Ante su mente la vida se extendía como un prado que se perdiese en la distancia, infinitamente monótono.

—Ha sido una pregunta necia. Perdóname. Quisiera que te casaras conmigo.

Jenny le miró con sus ojos tristes, llenos de perplejidad.

—Creo que lo harías, Fuz.

—Ya lo creo que lo haría.

—Pero yo no podría. No quiero volver a veros a ninguno.

Castleton pareció sobresaltado.

—No lo tomes a mal, Fuz. Pero no quiero volveros a ver.

—Lo comprendo perfectamente.

—No te enfades conmigo.

—¿Enfadarme, Jenny? ¿Tengo cara de estar enfadado?

—Porque —prosiguió Jenny— si te viera o a cualquiera de tus amigos no podría hacer otra cosa sino odiaros. Adiós, tengo que darme prisa.

—¿No necesitas dinero? —balbuceo Castleton torpemente—. Quiero decir que... es que... ¡Oh!, ¡maldito sea!

Aporreó la ventana torpe y desconsolado.

—¿Por qué había de necesitar dinero? ¿Es que no me van a pagar en el Orient el viernes?

—Jenny, ¿ saldrías conmigo si te esperase alguna vez por la noche?

—Ni lo intentes siquiera. No te conocería. No quiero volveros a ver nunca más a ninguno.

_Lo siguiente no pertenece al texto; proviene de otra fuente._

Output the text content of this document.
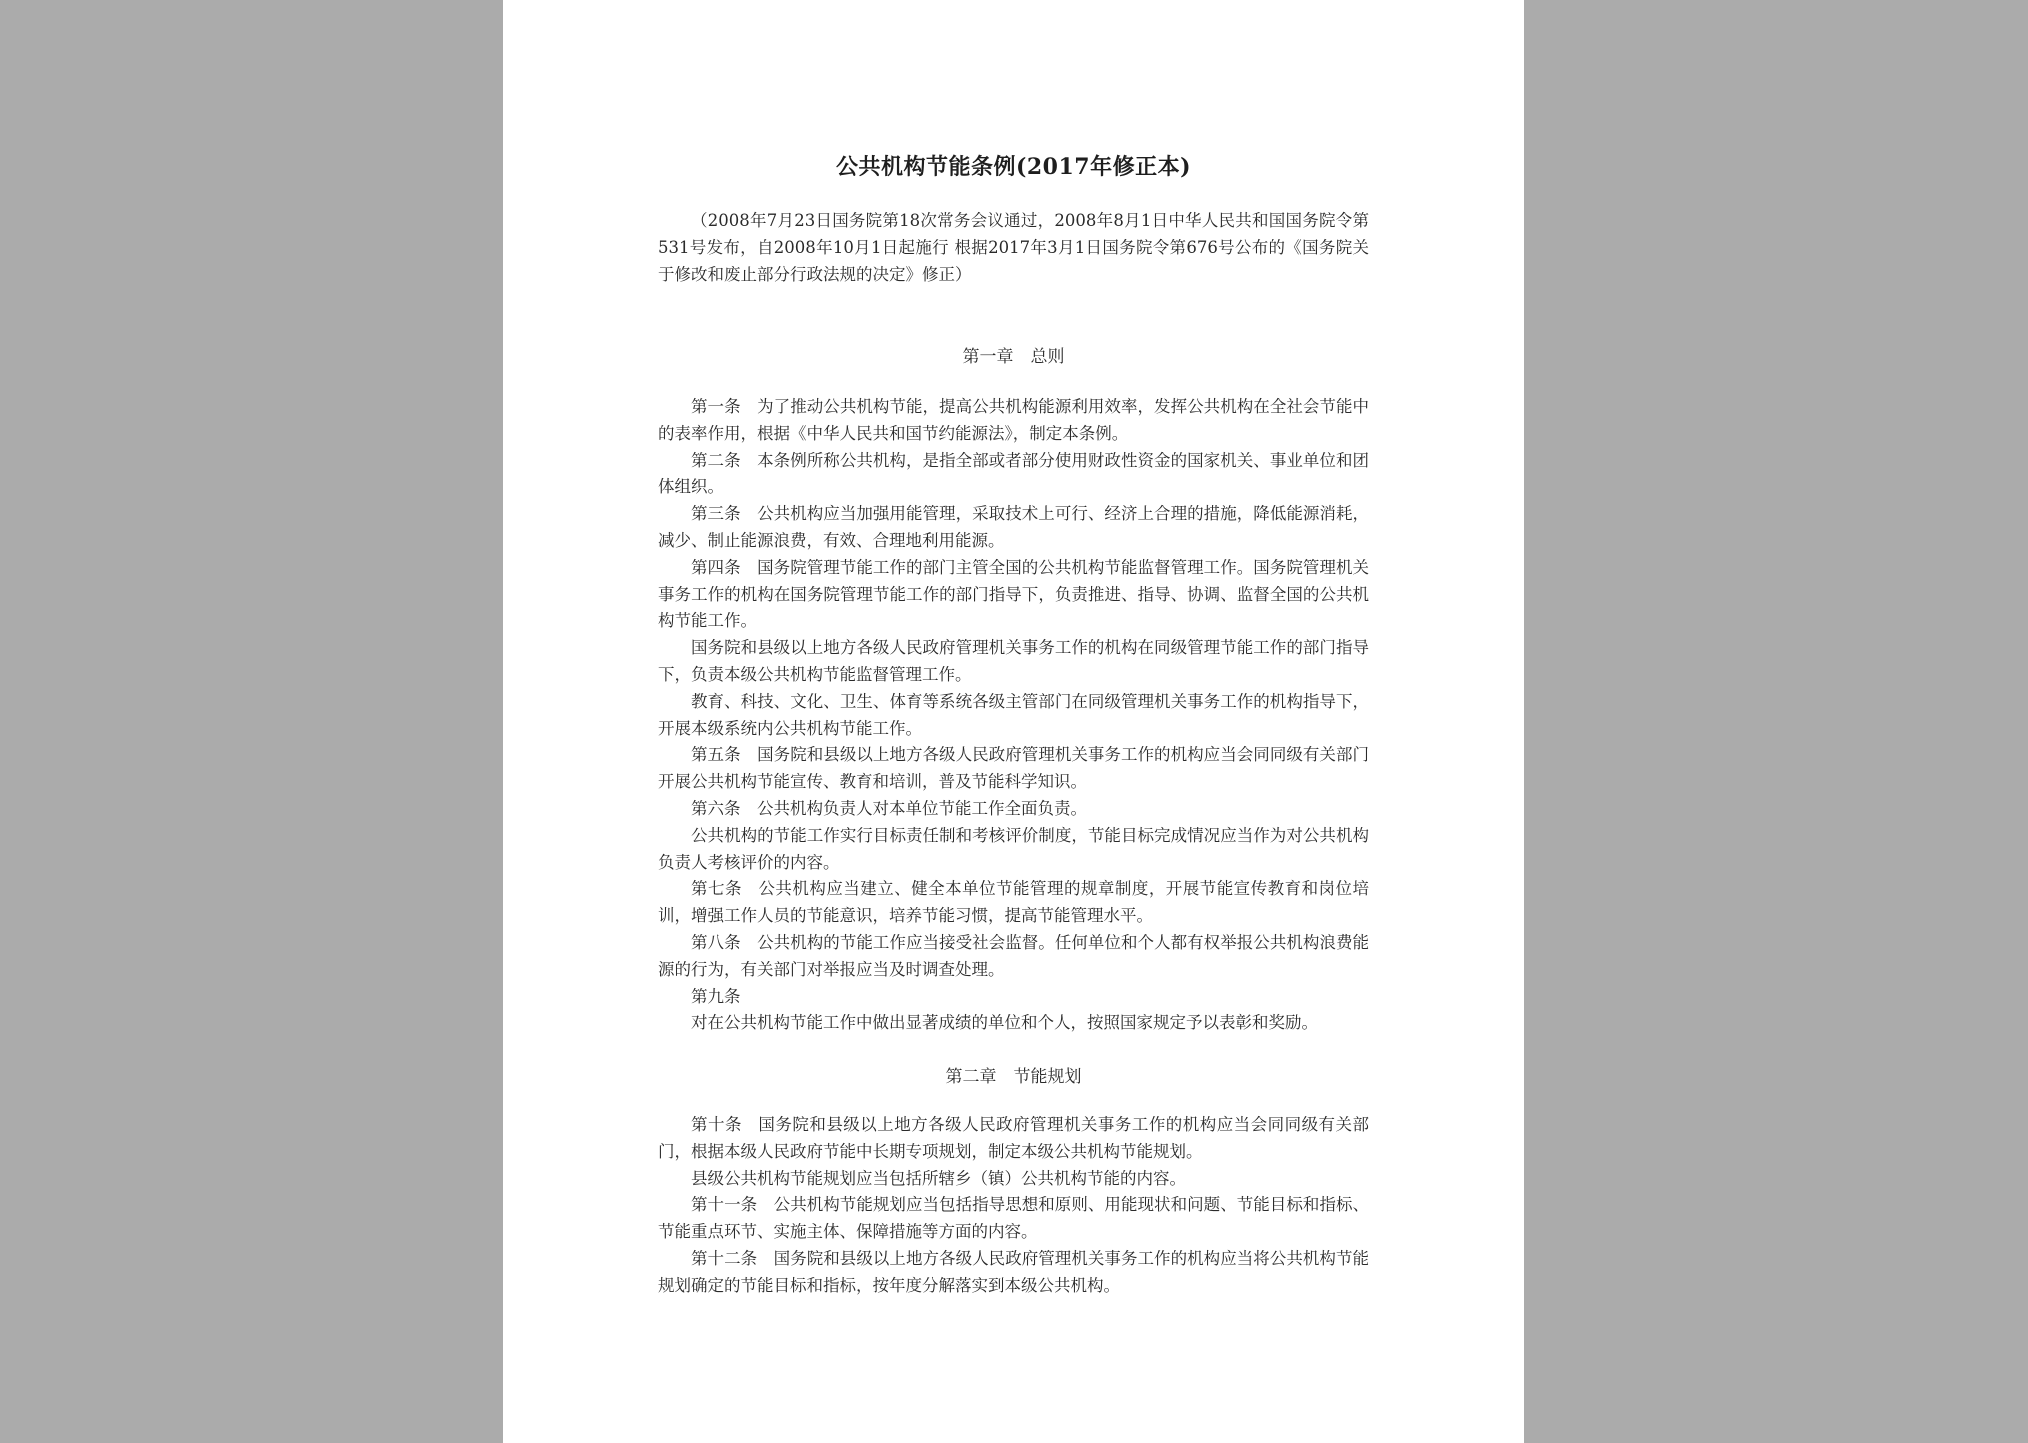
公共机构节能条例(2017年修正本)

（2008年7月23日国务院第18次常务会议通过，2008年8月1日中华人民共和国国务院令第531号发布，自2008年10月1日起施行 根据2017年3月1日国务院令第676号公布的《国务院关于修改和废止部分行政法规的决定》修正）

第一章　总则

第一条 为了推动公共机构节能，提高公共机构能源利用效率，发挥公共机构在全社会节能中的表率作用，根据《中华人民共和国节约能源法》，制定本条例。

第二条 本条例所称公共机构，是指全部或者部分使用财政性资金的国家机关、事业单位和团体组织。

第三条 公共机构应当加强用能管理，采取技术上可行、经济上合理的措施，降低能源消耗，减少、制止能源浪费，有效、合理地利用能源。

第四条 国务院管理节能工作的部门主管全国的公共机构节能监督管理工作。国务院管理机关事务工作的机构在国务院管理节能工作的部门指导下，负责推进、指导、协调、监督全国的公共机构节能工作。

国务院和县级以上地方各级人民政府管理机关事务工作的机构在同级管理节能工作的部门指导下，负责本级公共机构节能监督管理工作。

教育、科技、文化、卫生、体育等系统各级主管部门在同级管理机关事务工作的机构指导下，开展本级系统内公共机构节能工作。

第五条 国务院和县级以上地方各级人民政府管理机关事务工作的机构应当会同同级有关部门开展公共机构节能宣传、教育和培训，普及节能科学知识。

第六条 公共机构负责人对本单位节能工作全面负责。

公共机构的节能工作实行目标责任制和考核评价制度，节能目标完成情况应当作为对公共机构负责人考核评价的内容。

第七条 公共机构应当建立、健全本单位节能管理的规章制度，开展节能宣传教育和岗位培训，增强工作人员的节能意识，培养节能习惯，提高节能管理水平。

第八条 公共机构的节能工作应当接受社会监督。任何单位和个人都有权举报公共机构浪费能源的行为，有关部门对举报应当及时调查处理。

第九条

对在公共机构节能工作中做出显著成绩的单位和个人，按照国家规定予以表彰和奖励。

第二章　节能规划

第十条 国务院和县级以上地方各级人民政府管理机关事务工作的机构应当会同同级有关部门，根据本级人民政府节能中长期专项规划，制定本级公共机构节能规划。

县级公共机构节能规划应当包括所辖乡（镇）公共机构节能的内容。

第十一条 公共机构节能规划应当包括指导思想和原则、用能现状和问题、节能目标和指标、节能重点环节、实施主体、保障措施等方面的内容。

第十二条 国务院和县级以上地方各级人民政府管理机关事务工作的机构应当将公共机构节能规划确定的节能目标和指标，按年度分解落实到本级公共机构。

Salió corriendo del estudio, desvaneciéndose como una llama convertida en humo.

Por la noche, cuando Jenny regresó sola a Stacpole Terrace vio sobre la mesa, en el triste saloncillo, la postal de Maurice, y junto a ella el sombrero verde comprado en setiembre, y aunque esperaba su reforma para la primavera, lo arrojó a un rincón del cuarto.